Protection also means not destroying our society's history of equitable social justice.

Sondra Cosgrove

Comment - 12/7/2001

Today's Times reports that Ashcroft claims opponents of his policies "only aid terrorists." This is tanatamount to accusing them of treason, which is typically defined as "giving aid and comfort" to the nation's enemies. Mr. Ashcroft is clealry living in some kind of neo-Stalinist dreamworld, precisely like that he invokes for those who think there will be no more 911's. He demonstraates a fatal misunderstanding of democracy and its workings.

It is time to bring home to him the fundamental truth of the way of life he pretends to support.

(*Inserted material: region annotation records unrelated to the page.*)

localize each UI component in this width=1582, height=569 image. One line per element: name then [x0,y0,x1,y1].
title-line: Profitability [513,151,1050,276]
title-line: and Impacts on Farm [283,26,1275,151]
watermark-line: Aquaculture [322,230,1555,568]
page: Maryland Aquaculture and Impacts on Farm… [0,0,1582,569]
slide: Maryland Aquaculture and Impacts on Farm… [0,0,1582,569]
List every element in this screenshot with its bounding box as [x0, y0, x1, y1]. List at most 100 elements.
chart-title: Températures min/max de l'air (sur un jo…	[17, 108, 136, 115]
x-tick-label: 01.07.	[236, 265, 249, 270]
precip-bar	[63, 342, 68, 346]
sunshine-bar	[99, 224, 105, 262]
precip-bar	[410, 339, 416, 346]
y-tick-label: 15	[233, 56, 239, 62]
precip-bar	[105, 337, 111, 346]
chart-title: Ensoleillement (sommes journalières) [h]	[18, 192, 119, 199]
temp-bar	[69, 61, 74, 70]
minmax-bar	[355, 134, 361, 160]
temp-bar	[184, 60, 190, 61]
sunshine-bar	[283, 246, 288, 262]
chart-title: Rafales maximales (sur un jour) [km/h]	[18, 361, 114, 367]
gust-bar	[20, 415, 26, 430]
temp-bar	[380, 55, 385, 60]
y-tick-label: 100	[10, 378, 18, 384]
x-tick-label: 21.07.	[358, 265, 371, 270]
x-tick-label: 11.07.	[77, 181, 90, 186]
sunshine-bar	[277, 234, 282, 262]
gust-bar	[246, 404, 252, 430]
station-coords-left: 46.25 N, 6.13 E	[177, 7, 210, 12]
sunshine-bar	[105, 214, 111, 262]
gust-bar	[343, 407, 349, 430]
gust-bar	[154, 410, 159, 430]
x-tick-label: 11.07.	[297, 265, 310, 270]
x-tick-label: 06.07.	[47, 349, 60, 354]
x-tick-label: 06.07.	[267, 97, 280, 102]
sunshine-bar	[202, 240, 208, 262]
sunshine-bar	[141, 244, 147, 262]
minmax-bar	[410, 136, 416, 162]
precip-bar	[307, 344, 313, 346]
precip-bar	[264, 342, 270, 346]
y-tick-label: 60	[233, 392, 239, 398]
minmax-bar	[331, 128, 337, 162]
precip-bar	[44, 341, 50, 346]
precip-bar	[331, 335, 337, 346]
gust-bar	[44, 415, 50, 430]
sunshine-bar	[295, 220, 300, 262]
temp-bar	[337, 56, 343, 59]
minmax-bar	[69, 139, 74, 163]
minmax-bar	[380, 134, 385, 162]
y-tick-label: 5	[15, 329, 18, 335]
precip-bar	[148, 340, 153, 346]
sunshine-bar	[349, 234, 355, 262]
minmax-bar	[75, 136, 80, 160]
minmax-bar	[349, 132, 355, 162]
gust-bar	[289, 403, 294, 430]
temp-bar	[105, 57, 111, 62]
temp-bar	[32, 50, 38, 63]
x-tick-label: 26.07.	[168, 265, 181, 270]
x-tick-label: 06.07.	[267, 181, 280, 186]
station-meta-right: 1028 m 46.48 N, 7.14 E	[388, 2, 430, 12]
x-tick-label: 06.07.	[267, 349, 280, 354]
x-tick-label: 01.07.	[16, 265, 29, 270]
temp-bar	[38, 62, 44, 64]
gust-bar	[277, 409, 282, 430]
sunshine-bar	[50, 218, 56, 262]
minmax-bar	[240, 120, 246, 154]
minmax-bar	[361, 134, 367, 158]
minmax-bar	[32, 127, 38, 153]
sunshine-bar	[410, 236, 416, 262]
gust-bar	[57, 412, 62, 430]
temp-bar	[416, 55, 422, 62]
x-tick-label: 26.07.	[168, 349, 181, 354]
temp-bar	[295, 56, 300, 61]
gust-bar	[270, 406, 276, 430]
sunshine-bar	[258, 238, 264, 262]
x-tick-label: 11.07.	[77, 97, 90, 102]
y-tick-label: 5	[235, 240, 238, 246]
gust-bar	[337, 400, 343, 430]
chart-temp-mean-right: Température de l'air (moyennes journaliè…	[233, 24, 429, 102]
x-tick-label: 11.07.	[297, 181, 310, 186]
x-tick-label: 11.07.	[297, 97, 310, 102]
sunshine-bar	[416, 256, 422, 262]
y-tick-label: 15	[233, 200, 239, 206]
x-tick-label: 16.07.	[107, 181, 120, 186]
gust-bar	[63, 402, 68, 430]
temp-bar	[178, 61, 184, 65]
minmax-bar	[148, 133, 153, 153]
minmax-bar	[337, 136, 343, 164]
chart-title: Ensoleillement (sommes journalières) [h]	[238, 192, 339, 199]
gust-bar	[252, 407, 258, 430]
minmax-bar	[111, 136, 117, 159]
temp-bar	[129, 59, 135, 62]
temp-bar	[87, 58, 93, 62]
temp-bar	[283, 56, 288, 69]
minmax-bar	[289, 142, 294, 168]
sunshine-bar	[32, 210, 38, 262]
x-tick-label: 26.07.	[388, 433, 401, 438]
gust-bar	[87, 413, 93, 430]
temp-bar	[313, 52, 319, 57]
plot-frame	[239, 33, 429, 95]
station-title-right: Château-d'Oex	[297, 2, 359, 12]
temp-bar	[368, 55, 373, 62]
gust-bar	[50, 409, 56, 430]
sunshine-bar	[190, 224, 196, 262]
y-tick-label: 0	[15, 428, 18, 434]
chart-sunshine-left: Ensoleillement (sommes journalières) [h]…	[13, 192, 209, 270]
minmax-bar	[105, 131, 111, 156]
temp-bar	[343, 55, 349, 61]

It is time for a new Un-American Activities Committe, this one fielded by citizens. Its aim must be to protest and prevent this kind of autocratic bullying on the part of those who pretend to serve us. Let us re-educate our government by every available peaceful means.

I'm not sure who it is I quote in saying "if this be treason, make the most of it," but it's a sentiment I must adopt.

Tristan Traviolia - 12/7/2001

The bottom line is that our elected officials are required to protect us. Can they completely protect us while perfectly respecting civil liberties? NO. Do the American people demand complete protection? Absolutely. The American people are willing to sacrifice an enormous amount of civil liberties in times of conflict to obtain as complete a protection from foreign aggression as possible. I wish there was a geographic realm where we could put those more interested in civil liberties than bodily safety. I wonder how long they would choose freedom for terrorists in their midst over the safety of their children going to school in the morning? Unless you believe there were only nineteen terrorists in America on September 11 then there are terrorists in our midst. I demand that the government protect my family from these terrorists at "virtually" any cost. I would like to know how I will receive the best possible protection without infringing the rights of some innocent people. I am not willing to sacrifice the lives of my family or loved ones in the cause of respecting civil liberties completely during a time of conflict with an enemy as insidious as Bin Laden's suicide bombers.